Selektionsdruck durch harte Lebensbedingungen fällt weg.
Zur früheren Zeiten, in der Entstehungsgeschichte der allermeisten Rassen, sorgten die ungleich härteren Lebensbedingungen für einen Ausgleich für die auch damals schon angewandte Inzucht.

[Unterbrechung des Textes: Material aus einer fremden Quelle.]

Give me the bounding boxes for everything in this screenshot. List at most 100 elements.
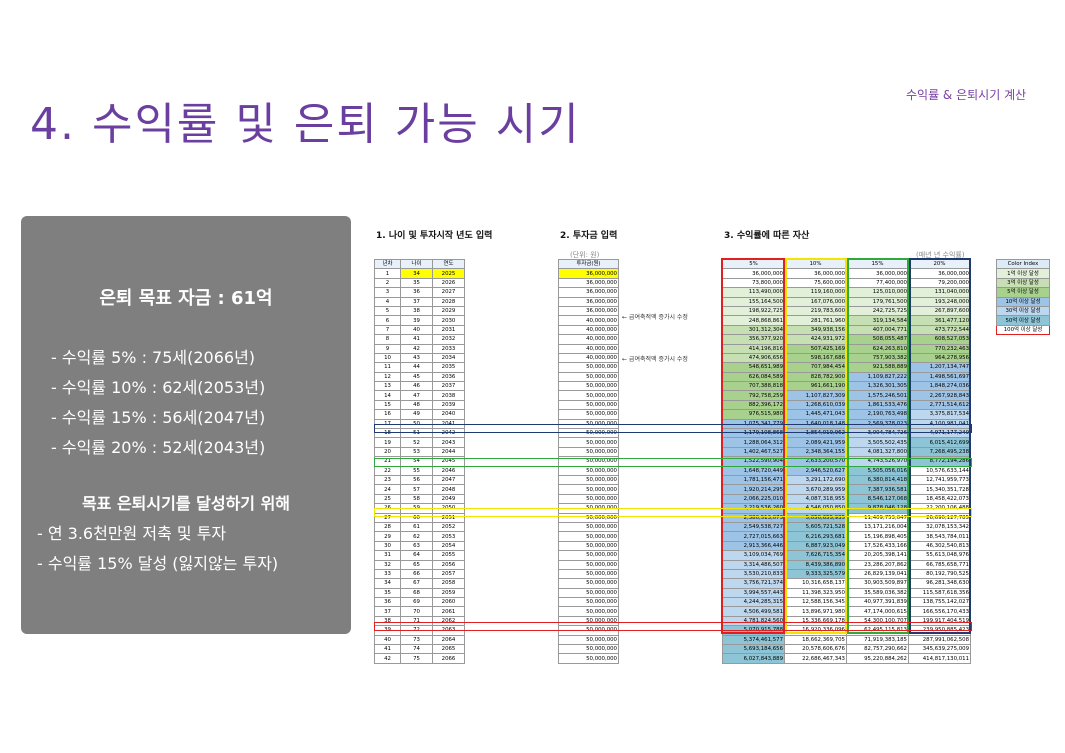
year-cell: 2039: [432, 399, 465, 411]
asset-cell-r10: 20,578,606,676: [784, 643, 847, 655]
table-row: 3,109,034,769 7,626,715,354 20,205,398,141…: [722, 550, 971, 561]
investment-cell: 50,000,000: [558, 587, 619, 599]
age-cell: 53: [400, 446, 433, 458]
investment-cell: 40,000,000: [558, 315, 619, 326]
table-row: 50,000,000: [558, 484, 619, 495]
year-count-cell: 36: [374, 597, 401, 608]
table-row: 5 38 2029: [374, 305, 465, 317]
investment-cell: 50,000,000: [558, 550, 619, 561]
year-cell: 2026: [432, 277, 465, 289]
table-row: 50,000,000: [558, 597, 619, 608]
table-row: 37 70 2061: [374, 606, 465, 617]
age-cell: 46: [400, 381, 433, 392]
asset-cell-r15: 71,919,383,185: [846, 634, 909, 646]
rate-item-20: - 수익률 20% : 52세(2043년): [51, 438, 266, 457]
age-cell: 70: [400, 606, 433, 617]
year-cell: 2057: [432, 568, 465, 580]
year-count-cell: 40: [374, 634, 401, 646]
table-row: 50,000,000: [558, 390, 619, 401]
age-cell: 68: [400, 587, 433, 599]
table-row: 1,179,108,868 1,854,019,962 3,004,784,726 4…: [722, 428, 971, 439]
table-row: 9 42 2033: [374, 343, 465, 354]
year-cell: 2027: [432, 287, 465, 298]
year-count-cell: 10: [374, 352, 401, 364]
table-row: 6 39 2030: [374, 315, 465, 326]
note-salary-1: ← 급여축적액 증가시 수정: [622, 314, 688, 321]
table-row: 4,244,285,315 12,588,156,345 40,977,391,83…: [722, 597, 971, 608]
table-row: 10 43 2034: [374, 352, 465, 364]
investment-cell: 50,000,000: [558, 634, 619, 646]
asset-cell-r10: 18,662,369,705: [784, 634, 847, 646]
target-heading: 목표 은퇴시기를 달성하기 위해: [81, 494, 291, 513]
year-count-cell: 6: [374, 315, 401, 326]
age-cell: 58: [400, 493, 433, 505]
investment-cell: 40,000,000: [558, 352, 619, 364]
investment-cell: 50,000,000: [558, 653, 619, 664]
table-row: 36,000,000: [558, 268, 619, 279]
age-cell: 45: [400, 371, 433, 383]
year-count-cell: 32: [374, 559, 401, 570]
color-index-item: 100억 이상 달성: [996, 324, 1050, 336]
unit-label: (단위: 원): [570, 251, 600, 259]
age-cell: 36: [400, 287, 433, 298]
header-year-count: 년차: [374, 258, 401, 270]
color-index-item: 1억 이상 달성: [996, 268, 1050, 279]
table-row: 50,000,000: [558, 606, 619, 617]
target-item-savings: - 연 3.6천만원 저축 및 투자: [37, 524, 227, 543]
investment-cell: 50,000,000: [558, 362, 619, 373]
investment-cell: 36,000,000: [558, 287, 619, 298]
year-count-cell: 7: [374, 324, 401, 336]
table-row: 40,000,000: [558, 324, 619, 336]
investment-cell: 50,000,000: [558, 493, 619, 505]
table-row: 50,000,000: [558, 540, 619, 552]
section-label: 수익률 & 은퇴시기 계산: [906, 88, 1027, 102]
year-cell: 2044: [432, 446, 465, 458]
year-cell: 2056: [432, 559, 465, 570]
age-cell: 61: [400, 521, 433, 533]
rate-unit-label: (매년 년 수익률): [916, 251, 965, 259]
table-row: 248,868,861 281,761,960 319,134,584 361,477…: [722, 315, 971, 326]
investment-cell: 50,000,000: [558, 578, 619, 589]
col-box-5: [721, 258, 785, 634]
age-cell: 48: [400, 399, 433, 411]
table-row: 24 57 2048: [374, 484, 465, 495]
year-cell: 2040: [432, 409, 465, 420]
rate-item-15: - 수익률 15% : 56세(2047년): [51, 408, 266, 427]
table-row: 40,000,000: [558, 315, 619, 326]
table-row: 36 69 2060: [374, 597, 465, 608]
year-cell: 2054: [432, 540, 465, 552]
table-row: 15 48 2039: [374, 399, 465, 411]
asset-cell-r20: 345,639,275,009: [908, 643, 971, 655]
table-row: 19 52 2043: [374, 437, 465, 448]
table-row: 29 62 2053: [374, 531, 465, 542]
age-cell: 56: [400, 474, 433, 486]
page-title: 4. 수익률 및 은퇴 가능 시기: [30, 99, 581, 150]
table-row: 14 47 2038: [374, 390, 465, 401]
table-row: 2 35 2026: [374, 277, 465, 289]
table-row: 40,000,000: [558, 343, 619, 354]
age-cell: 63: [400, 540, 433, 552]
table-row: 41 74 2065: [374, 643, 465, 655]
year-count-cell: 41: [374, 643, 401, 655]
asset-cell-r5: 5,374,461,577: [722, 634, 785, 646]
age-cell: 64: [400, 550, 433, 561]
color-index-legend: Color Index 1억 이상 달성 3억 이상 달성 5억 이상 달성 10억 이…: [996, 258, 1050, 336]
section-3-heading: 3. 수익률에 따른 자산: [724, 231, 810, 241]
table-row: 5,374,461,577 18,662,369,705 71,919,383,18…: [722, 634, 971, 646]
table-row: 22 55 2046: [374, 465, 465, 477]
year-cell: 2032: [432, 334, 465, 345]
age-cell: 66: [400, 568, 433, 580]
year-cell: 2052: [432, 521, 465, 533]
color-index-title: Color Index: [996, 258, 1050, 270]
age-cell: 43: [400, 352, 433, 364]
table-row: 50,000,000: [558, 643, 619, 655]
table-row: 301,312,304 349,938,156 407,004,771 473,772…: [722, 324, 971, 336]
year-count-cell: 1: [374, 268, 401, 279]
investment-cell: 50,000,000: [558, 540, 619, 552]
age-cell: 38: [400, 305, 433, 317]
header-year: 연도: [432, 258, 465, 270]
note-salary-2: ← 급여축적액 증가시 수정: [622, 356, 688, 363]
investment-cell: 40,000,000: [558, 324, 619, 336]
investment-cell: 50,000,000: [558, 643, 619, 655]
color-index-item: 50억 이상 달성: [996, 315, 1050, 326]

Es kamen eben nur solche Hunde durch, die robust genug waren und auch noch die jeweils gewünschte Leistung brachten.
Was ist denn bitte eigenschaftslos?
Heute definiert sich der ideale und von vielen gewünschte Familien- und Begleithund vor allem durch das, was er nicht tut: nicht bellen, nicht jagen, nicht wachen, keinerlei Agressivität gegen Artgenossen und schon gar nicht gegen Menschen zeigen, nicht anspruchsvoll in Bezug auf Bewegung, nicht zu lebhaft, nicht fordernd in Bezug auf geistige Beschäftigung usw.
Man lese sich nur die Zuchtzielbeschreibung des Elos durch, der genau für diese Bedürfnisse gedacht ist.
Das steht natürlich im Gegensatz zu den früheren Zuchtzielen der allermeisten Rassen, die eben jagen, wachen, hüten oder sonstwie arbeiten sollten.